Los dos viven en la memoria de los aficionados, de maneras que ningún análisis estadístico puede reproducir, como viven las cosas que costaron, como viven los momentos donde uno estaba presente y supo que estaba viendo algo que no volvería a ver igual. Eso nos dieron barrera y morales. Tres peleas, 4 años, dos ciudades.
Una historia que el tiempo no va a enfriar. Si llegó hasta acá y quiere seguir con estas historias, el video anterior que publicamos es el de Julio César Chávez contra Meldrick Taylor. La noche de los dos segundos en Las Vegas, la noche que abrió el camino para todo lo que vino después, incluyendo las tres noches de Barrera y Morales en el MGM y el Mandalay Bay.

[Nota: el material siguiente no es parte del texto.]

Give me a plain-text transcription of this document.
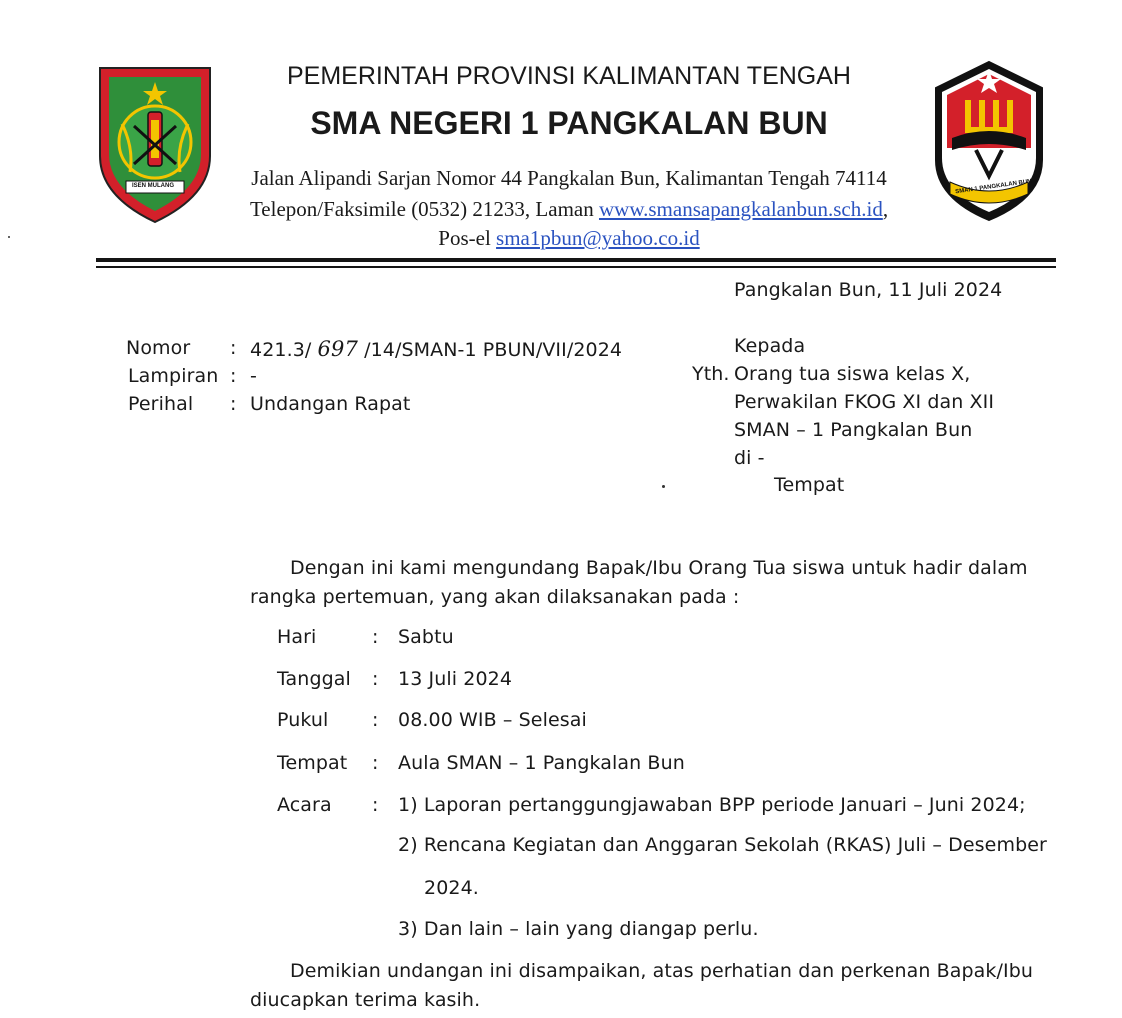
ISEN MULANG	SMAN 1 PANGKALAN BUN
PEMERINTAH PROVINSI KALIMANTAN TENGAH
SMA NEGERI 1 PANGKALAN BUN
Jalan Alipandi Sarjan Nomor 44 Pangkalan Bun, Kalimantan Tengah 74114
Telepon/Faksimile (0532) 21233, Laman www.smansapangkalanbun.sch.id,
Pos-el sma1pbun@yahoo.co.id
Pangkalan Bun, 11 Juli 2024
Nomor : 421.3/ 697 /14/SMAN-1 PBUN/VII/2024
Lampiran : -
Perihal : Undangan Rapat
Kepada
Yth. Orang tua siswa kelas X,
Perwakilan FKOG XI dan XII
SMAN – 1 Pangkalan Bun
di -
Tempat
Dengan ini kami mengundang Bapak/Ibu Orang Tua siswa untuk hadir dalam
rangka pertemuan, yang akan dilaksanakan pada :
Hari	: Sabtu
Tanggal : 13 Juli 2024
Pukul : 08.00 WIB – Selesai
Tempat : Aula SMAN – 1 Pangkalan Bun
Acara : 1) Laporan pertanggungjawaban BPP periode Januari – Juni 2024;
2) Rencana Kegiatan dan Anggaran Sekolah (RKAS) Juli – Desember
2024.
3) Dan lain – lain yang diangap perlu.
Demikian undangan ini disampaikan, atas perhatian dan perkenan Bapak/Ibu
diucapkan terima kasih.
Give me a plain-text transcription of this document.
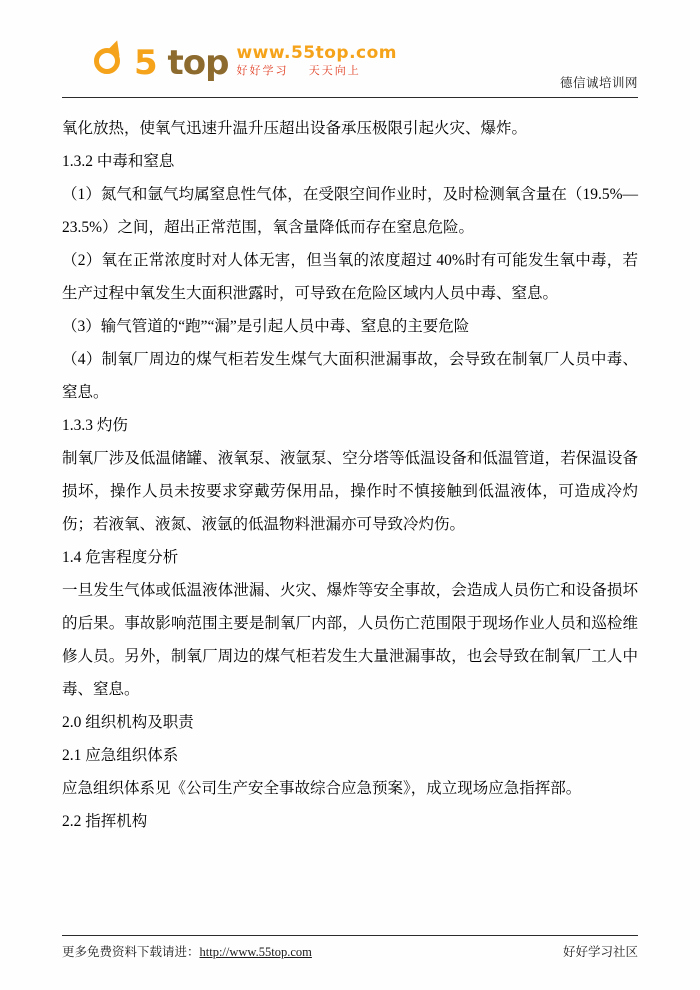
5 top www.55top.com
好好学习 天天向上
德信诚培训网

氧化放热，使氧气迅速升温升压超出设备承压极限引起火灾、爆炸。

1.3.2 中毒和窒息

（1）氮气和氩气均属窒息性气体，在受限空间作业时，及时检测氧含量在（19.5%—23.5%）之间，超出正常范围，氧含量降低而存在窒息危险。

（2）氧在正常浓度时对人体无害，但当氧的浓度超过 40%时有可能发生氧中毒，若生产过程中氧发生大面积泄露时，可导致在危险区域内人员中毒、窒息。

（3）输气管道的“跑”“漏”是引起人员中毒、窒息的主要危险

（4）制氧厂周边的煤气柜若发生煤气大面积泄漏事故，会导致在制氧厂人员中毒、窒息。

1.3.3 灼伤

制氧厂涉及低温储罐、液氧泵、液氩泵、空分塔等低温设备和低温管道，若保温设备损坏，操作人员未按要求穿戴劳保用品，操作时不慎接触到低温液体，可造成冷灼伤；若液氧、液氮、液氩的低温物料泄漏亦可导致冷灼伤。

1.4 危害程度分析

一旦发生气体或低温液体泄漏、火灾、爆炸等安全事故，会造成人员伤亡和设备损坏的后果。事故影响范围主要是制氧厂内部，人员伤亡范围限于现场作业人员和巡检维修人员。另外，制氧厂周边的煤气柜若发生大量泄漏事故，也会导致在制氧厂工人中毒、窒息。

2.0 组织机构及职责

2.1 应急组织体系

应急组织体系见《公司生产安全事故综合应急预案》，成立现场应急指挥部。

2.2 指挥机构

更多免费资料下载请进：http://www.55top.com	好好学习社区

Las historias del boxeo mexicano se encadenan de esa manera. Chávez abrió la puerta. Barrera y Morales demostraron que la puerta seguía abierta 20 años después. Y el boxeo mexicano sigue produciendo hombres que cruzan esa puerta con todo lo que tienen. Se lo dejo en la pantalla. La historia está completa, la trilogía está contada y usted que llegó hasta el final ya sabe todo lo que hay que saber sobre los dos hombres que partieron a México en dos durante 4 años y que al final se abrazaron en el centro del ring, porque
eso era lo único que podían hacer cuando ya habían gastado todo lo que tenían el uno contra el otro. Yeah.